Why Wall St. is jumping into DeFi, and what it portends
In November 2022, in the weeks following FTX’s collapse, Harvard University Professor Kenneth Rogoff argued that the end of crypto was in sight. “It is hard to see how crypto could compete with more efficient financial intermediation options,” he wrote at the time.
Less than a year later, PayPal has launched its own digital currency. Another heavyweight, VISA, had similar plans before opting to increasingly use Circle’s USDC. In the same vein, some of the largest and best-known institutional names on Wall Street and beyond have entered decentralized finance, with BlackRock, Schroders, Fidelity International, Goldman Sachs and Abrdn among those that have made significant and strategic moves into crypto through investment products, collective offerings and mergers and acquisitions.
This move into DeFi by blue-chip institutional firms has shown that digital assets and the technologies on which they are built, can and are being considered as a new asset class by institutional investors and money managers (even if sold in exchange-traded funds and trust structures of old). And secondly, these types of companies see market opportunities to utilize the technology and infrastructure either in their offering or as an investment opportunity to profit from. Further, this institutional shift reflects a change in opinion, particularly from notable people such as Larry Fink, the CEO of BlackRock.
Beneath these moves are varying motives and aims. Some are commercial, such as servicing client needs in-house and earning fees for doing so. For others, it’s about technology usage, asset class exposure and a new digital economy in Web3 that is yet to materialize. Yet for some, it is about retaining centralized power, influence and control over a new international financial system.
That power isn’t necessarily a bad thing. Large institutional investors bring capital, expertise, research and development, structure, and professional standards to a DeFi system that, from philosophical design to practical implementation, hasn’t had that, and that has come at reputational and financial cost. However, traditional finance may need to move with caution, too, as on either side could be reactions against the move by those with something to lose.
For instance, the large projects in the digital asset world — like ETH, XRP, USDT and ADA — alongside the largest centralized exchanges have been what many interact with within the sector, but this ignores projects tied to commodities, particular countries, biometrics (WorldPay), health, supply chains and trade. So, while a fixation on Bitcoin can make sense, it is also fairly primitive. From a TradFi perspective, it remains to be seen how they will interact with the many subsections of DeFi, good or bad.

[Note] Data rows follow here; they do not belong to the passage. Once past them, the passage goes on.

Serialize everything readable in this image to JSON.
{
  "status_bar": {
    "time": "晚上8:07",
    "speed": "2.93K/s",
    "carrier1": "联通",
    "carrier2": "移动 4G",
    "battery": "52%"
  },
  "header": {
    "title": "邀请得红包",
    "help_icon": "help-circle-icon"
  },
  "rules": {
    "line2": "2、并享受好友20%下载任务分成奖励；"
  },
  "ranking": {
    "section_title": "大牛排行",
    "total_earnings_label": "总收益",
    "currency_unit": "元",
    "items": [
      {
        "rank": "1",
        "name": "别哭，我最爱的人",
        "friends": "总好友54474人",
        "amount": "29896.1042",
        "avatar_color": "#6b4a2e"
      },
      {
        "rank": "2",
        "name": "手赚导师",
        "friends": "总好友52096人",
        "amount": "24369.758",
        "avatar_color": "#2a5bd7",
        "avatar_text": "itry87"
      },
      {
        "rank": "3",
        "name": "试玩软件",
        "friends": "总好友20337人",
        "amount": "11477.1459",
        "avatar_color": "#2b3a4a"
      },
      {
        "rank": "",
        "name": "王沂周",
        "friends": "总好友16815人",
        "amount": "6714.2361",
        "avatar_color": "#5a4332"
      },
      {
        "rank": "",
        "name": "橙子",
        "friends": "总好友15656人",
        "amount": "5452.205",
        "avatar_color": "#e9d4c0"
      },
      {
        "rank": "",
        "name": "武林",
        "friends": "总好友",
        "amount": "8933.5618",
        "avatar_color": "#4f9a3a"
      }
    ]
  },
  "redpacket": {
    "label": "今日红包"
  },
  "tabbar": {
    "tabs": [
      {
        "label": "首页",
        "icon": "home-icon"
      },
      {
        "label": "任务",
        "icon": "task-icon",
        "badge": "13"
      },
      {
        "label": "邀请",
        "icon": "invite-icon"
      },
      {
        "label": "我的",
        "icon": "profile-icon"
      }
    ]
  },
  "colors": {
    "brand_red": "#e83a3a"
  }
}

Crypto projects, venture capital firms, mentions by Elon Musk, and centralized exchanges have played a part in financing and promoting projects that otherwise would not receive interest from traditional finance, which can be slow and exclusionary in resource allocation beyond the expected routes. The quality and stability of decentralized finance projects are sometimes questionable, but TradFi is not without its own self-created issues — 2000, 2008 and LIBOR, anyone?
TradeFi’s move into DeFi clearly brings benefits and positive spillover effects, most notably in investment, volume trading, wider usage, professionalism and reliability. The International Monetary Fund, for its part, has asserted that TradFi and DeFi “must work together” — which makes sense. But the question of, in whose interests it would serve, is more opaque. If it’s for investors, economic development and unlocking new asset classes with both digital and real-world impact, then great.
Either way, DeFi firms will have to up their game and their remit, and look at offering services traditionally considered to belong to TradeFi. In addition, people should become more conscious about who owns and controls the technical and physical infrastructure that underpins the industry.
As someone who has worked in both TradeFi and DeFi, stronger relations and opportunities to work and innovate side-by-side should be welcomed — competition is natural and innovation is needed, yet anything else would suggest conflicting forces ahead. One thing TradFi’s firms likely haven’t considered is that DeFi may well enter their remit in an act of DeFi-TradFi normalization and that in a new digital and industrial revolution, DeFi is advantaged by being the upstart, not the incumbent.
As far as institutional investor acceptance and asset development, this is arguably an interesting moment being enacted by the biggest names out there, yet calling it a “pivotal moment” seems hasty as the digital asset industry remains in a state of recovery and change. And a weakened DeFi industry is more vulnerable, so TradFi’s moves could be strategically timed and less circumstantial.
Ultimately, let’s hope that TradeFi and DeFi achieve a level of cooperation, co-investment, and vision that improves things for all involved.